Thanks, everyone. I definitely understand the need to feel comfortable at work in order to continue successfully in my career, even though getting dressed every morning seems like a nightmare! This is especially true on the days I have to go to court--- I didn't invest in many larger sized suits, so I'm extremely uncomfortable with the one suit I wear. I must look unprofessional with such tight clothing. Just starting out, I don't have the money to buy all new suits, especially with serious intentions to lose the weight asap.

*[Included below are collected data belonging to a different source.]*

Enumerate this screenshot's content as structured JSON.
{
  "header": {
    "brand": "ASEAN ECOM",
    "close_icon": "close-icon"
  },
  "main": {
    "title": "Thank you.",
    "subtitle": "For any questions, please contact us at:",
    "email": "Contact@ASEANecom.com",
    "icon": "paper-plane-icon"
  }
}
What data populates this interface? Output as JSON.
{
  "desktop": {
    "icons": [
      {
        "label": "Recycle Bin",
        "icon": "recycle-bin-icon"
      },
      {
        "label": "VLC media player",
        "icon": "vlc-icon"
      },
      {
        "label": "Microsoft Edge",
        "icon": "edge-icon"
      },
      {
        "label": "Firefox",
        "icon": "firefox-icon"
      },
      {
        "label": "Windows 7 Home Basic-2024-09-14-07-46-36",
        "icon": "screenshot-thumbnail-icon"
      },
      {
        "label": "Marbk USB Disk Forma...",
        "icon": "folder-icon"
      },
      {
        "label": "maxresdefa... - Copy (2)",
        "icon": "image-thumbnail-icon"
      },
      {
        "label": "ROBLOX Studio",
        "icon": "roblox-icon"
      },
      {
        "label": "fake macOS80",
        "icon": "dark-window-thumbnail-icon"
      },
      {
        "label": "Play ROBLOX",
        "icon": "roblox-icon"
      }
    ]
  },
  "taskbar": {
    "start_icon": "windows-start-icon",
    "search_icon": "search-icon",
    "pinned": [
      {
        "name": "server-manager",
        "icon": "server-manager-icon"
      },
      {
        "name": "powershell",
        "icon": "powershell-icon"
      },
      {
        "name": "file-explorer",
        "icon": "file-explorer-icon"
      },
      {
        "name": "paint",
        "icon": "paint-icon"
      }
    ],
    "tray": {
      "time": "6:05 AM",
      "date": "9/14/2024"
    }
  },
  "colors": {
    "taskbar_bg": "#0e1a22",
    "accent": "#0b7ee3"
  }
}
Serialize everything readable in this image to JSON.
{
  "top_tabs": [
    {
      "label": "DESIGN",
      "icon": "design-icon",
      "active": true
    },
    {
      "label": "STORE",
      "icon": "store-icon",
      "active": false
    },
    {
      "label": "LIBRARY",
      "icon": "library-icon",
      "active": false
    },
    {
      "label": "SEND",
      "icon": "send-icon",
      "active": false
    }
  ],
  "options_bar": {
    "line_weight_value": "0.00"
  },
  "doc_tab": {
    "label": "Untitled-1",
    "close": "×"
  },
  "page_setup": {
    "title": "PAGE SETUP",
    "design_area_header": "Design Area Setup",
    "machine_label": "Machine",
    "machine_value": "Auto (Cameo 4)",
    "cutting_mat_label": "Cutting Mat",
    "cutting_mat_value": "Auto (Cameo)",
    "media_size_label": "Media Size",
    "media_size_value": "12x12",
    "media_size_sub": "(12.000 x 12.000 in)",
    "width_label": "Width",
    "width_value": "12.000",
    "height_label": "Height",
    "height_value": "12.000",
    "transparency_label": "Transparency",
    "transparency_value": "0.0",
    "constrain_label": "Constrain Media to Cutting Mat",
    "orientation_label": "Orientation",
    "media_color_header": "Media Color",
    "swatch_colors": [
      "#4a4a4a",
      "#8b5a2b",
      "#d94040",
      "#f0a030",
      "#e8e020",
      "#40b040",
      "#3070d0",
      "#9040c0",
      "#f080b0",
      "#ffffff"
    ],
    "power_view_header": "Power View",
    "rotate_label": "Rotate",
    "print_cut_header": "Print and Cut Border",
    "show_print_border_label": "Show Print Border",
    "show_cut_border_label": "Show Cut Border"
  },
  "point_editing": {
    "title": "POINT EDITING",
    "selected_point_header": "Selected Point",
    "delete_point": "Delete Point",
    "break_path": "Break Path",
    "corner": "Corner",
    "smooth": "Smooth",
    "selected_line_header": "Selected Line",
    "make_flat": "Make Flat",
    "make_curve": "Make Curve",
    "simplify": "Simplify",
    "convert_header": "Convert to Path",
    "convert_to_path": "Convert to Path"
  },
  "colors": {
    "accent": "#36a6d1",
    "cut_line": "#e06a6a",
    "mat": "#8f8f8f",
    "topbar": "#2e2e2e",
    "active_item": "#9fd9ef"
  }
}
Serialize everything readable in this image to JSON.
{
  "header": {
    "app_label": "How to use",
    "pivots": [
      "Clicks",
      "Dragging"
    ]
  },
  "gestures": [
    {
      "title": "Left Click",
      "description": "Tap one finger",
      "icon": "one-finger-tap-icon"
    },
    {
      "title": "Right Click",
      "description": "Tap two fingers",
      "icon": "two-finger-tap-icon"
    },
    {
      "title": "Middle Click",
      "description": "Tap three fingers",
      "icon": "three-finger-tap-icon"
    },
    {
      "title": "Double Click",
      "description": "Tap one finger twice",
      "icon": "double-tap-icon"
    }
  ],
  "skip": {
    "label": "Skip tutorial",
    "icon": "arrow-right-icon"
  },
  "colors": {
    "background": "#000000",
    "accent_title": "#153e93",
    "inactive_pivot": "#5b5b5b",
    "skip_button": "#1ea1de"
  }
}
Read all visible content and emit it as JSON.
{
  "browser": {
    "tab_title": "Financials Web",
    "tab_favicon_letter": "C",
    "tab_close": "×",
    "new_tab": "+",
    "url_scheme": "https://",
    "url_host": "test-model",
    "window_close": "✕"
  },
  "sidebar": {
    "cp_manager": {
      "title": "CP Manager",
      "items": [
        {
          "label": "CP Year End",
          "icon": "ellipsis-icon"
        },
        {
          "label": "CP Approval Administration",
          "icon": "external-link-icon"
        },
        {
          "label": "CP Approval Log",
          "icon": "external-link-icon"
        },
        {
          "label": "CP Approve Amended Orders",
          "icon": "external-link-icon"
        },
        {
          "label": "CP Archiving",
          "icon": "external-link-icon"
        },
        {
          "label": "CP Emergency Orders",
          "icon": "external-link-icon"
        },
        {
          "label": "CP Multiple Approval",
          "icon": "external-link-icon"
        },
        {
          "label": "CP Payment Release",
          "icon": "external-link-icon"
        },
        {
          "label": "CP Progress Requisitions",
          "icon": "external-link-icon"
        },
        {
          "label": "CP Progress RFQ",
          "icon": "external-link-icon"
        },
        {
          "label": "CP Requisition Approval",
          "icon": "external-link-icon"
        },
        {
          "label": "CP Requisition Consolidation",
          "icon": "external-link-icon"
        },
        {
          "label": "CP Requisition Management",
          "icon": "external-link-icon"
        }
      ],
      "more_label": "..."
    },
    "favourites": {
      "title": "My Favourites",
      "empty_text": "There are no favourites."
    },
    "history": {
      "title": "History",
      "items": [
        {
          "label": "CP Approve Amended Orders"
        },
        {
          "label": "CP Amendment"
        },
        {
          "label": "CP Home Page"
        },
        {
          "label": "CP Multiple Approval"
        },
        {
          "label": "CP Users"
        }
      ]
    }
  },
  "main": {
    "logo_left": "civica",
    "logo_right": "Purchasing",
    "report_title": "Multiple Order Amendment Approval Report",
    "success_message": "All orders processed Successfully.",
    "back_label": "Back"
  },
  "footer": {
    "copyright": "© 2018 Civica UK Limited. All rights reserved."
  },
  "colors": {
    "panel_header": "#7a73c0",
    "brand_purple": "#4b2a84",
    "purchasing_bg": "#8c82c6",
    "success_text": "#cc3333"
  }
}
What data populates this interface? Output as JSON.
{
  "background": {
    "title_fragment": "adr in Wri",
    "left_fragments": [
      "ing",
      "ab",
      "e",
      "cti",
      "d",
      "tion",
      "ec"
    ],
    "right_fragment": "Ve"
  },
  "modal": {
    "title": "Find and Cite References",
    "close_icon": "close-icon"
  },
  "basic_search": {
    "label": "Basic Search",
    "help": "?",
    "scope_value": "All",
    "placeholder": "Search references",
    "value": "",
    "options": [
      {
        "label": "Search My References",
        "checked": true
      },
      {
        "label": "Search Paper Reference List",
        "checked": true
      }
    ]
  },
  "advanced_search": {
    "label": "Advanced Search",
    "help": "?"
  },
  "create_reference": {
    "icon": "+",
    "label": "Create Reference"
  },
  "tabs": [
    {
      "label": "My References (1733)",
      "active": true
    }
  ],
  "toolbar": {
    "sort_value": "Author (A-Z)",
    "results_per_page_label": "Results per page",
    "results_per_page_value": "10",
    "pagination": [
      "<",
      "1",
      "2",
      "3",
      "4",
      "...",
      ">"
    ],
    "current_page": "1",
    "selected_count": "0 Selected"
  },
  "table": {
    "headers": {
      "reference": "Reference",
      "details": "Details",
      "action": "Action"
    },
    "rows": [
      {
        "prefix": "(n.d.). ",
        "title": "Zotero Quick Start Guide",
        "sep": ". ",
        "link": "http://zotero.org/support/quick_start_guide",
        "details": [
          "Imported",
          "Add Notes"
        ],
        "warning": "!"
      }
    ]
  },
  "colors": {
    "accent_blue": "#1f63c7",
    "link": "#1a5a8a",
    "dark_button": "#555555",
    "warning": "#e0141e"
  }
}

I'll put more effort into not being as embarrassed on weekends when I socialize. I'll try to "fake it until I make it." I know my friends like me no matter what I weigh and my husband loves me no matter what, so it really is just a matter of getting out of my own head.
Love, emulating the traits of those whom I admire is a fantastic idea! It's that little self-doubting voice in my head that keeps drowning out the voice of co-workers, friends, and family--- it needs to go away. The weight gain is turning me into a bad listener! You're totally right! I have to focus less on myself (how selfish) and emotionally invest in others.
Also, I am getting on what I need to do. I wanted to ease into exercise because I didn't want to overwhelm myself, but I can't wait forever! I ordered TapOutXT! I love boxing (I was on my school's boxing team for a while) and I need to enjoy working out. It'll kick my butt, but at least I'll have (quasi) fun doing it!
I'm trying to harness this negativity into something positive- the determination to get well!!! For being such a type-A, self-made, pull myself up from my bootstraps kinda gal, I owe it to myself to propel into action and succeed despite the enormous weight gain!!!